Fault Injection Studies on Microprocessors: An Overview
Daniel Limbrick, an associate professor at North Carolina A&T, leads the ADEPT lab focusing on fault injection studies for microprocessors.
The lab investigates how radiation‑induced soft errors and physical faults can corrupt processor computations in critical domains such as space, military, and autonomous systems.
Understanding fault effects at the microprocessor level, rather than only at the circuit level, enables designers to assess reliability impacts on real applications like machine‑learning inference.
Key research questions include scalable fault modeling, identification of vulnerable nodes, efficient mitigation strategies, and evaluation of safety consequences for mission‑critical systems.
The lab combines physical design tools such as OpenLane with custom analysis pipelines to extract area, power, and timing data at each synthesis stage.

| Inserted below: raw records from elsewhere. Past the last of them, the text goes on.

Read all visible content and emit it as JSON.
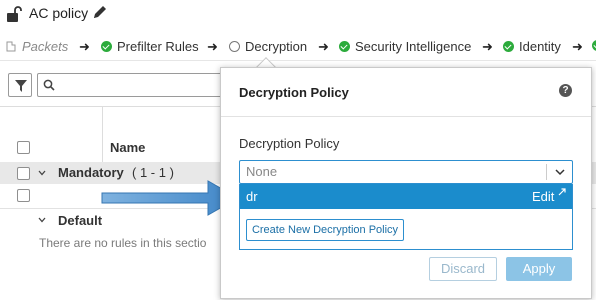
{
  "header": {
    "title": "AC policy",
    "lock_icon": "lock-open-icon",
    "edit_icon": "pencil-icon"
  },
  "steps": [
    {
      "label": "Packets",
      "state": "start"
    },
    {
      "label": "Prefilter Rules",
      "state": "done"
    },
    {
      "label": "Decryption",
      "state": "pending"
    },
    {
      "label": "Security Intelligence",
      "state": "done"
    },
    {
      "label": "Identity",
      "state": "done"
    }
  ],
  "table": {
    "columns": [
      "Name"
    ],
    "groups": [
      {
        "label": "Mandatory",
        "count": "( 1 - 1 )"
      },
      {
        "label": "Default",
        "count": ""
      }
    ],
    "empty_message": "There are no rules in this sectio"
  },
  "popup": {
    "title": "Decryption Policy",
    "help_icon_text": "?",
    "field_label": "Decryption Policy",
    "select_value": "None",
    "options": [
      {
        "label": "dr",
        "action": "Edit"
      }
    ],
    "create_button": "Create New Decryption Policy",
    "discard_button": "Discard",
    "apply_button": "Apply"
  },
  "colors": {
    "accent": "#1b8ccc",
    "check_green": "#2cab3c",
    "callout_blue": "#3f86c8"
  }
}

Fault injection is performed using RTL and gate‑level simulators, SAT‑based error propagation analysis, and probabilistic models that incorporate beam‑test generation rates.
To accelerate campaigns, the team converts designs to conjunctive normal form, XORs faulty and golden nets, and solves for satisfiability, achieving roughly fifteen‑fold speedups.
Mitigation techniques are applied during reliability‑aware synthesis and physical placement, including cell resizing, drive‑strength upgrades, and selective replacement with hardened standard cells.
The researchers also exploit unused routing gaps and timing slack to insert filters or larger cells without increasing area or critical‑path delay.
Experimental results on ISCAS‑85 benchmarks show that targeting a small fraction of vulnerable nodes can remove over eighty percent of soft‑error occurrences with less than one percent power overhead.
The ultimate goal is zero‑penalty reliability, meaning no measurable loss in performance, area, or power while achieving substantial error reduction.
Future work includes fabricating a PicoRV32 RISC‑V core in SkyWater 130 nm, where each core implements a different mitigation strategy for direct on‑chip comparison.
These chips will be integrated into tiny‑ML testbeds such as miniature self‑driving car demos to observe real‑time fault impacts on vision algorithms.
Overall, the ADEPT lab’s approach combines scalable fault modeling, fast injection pipelines, and design‑time hardening to enable reliable microprocessors for emerging safety‑critical applications.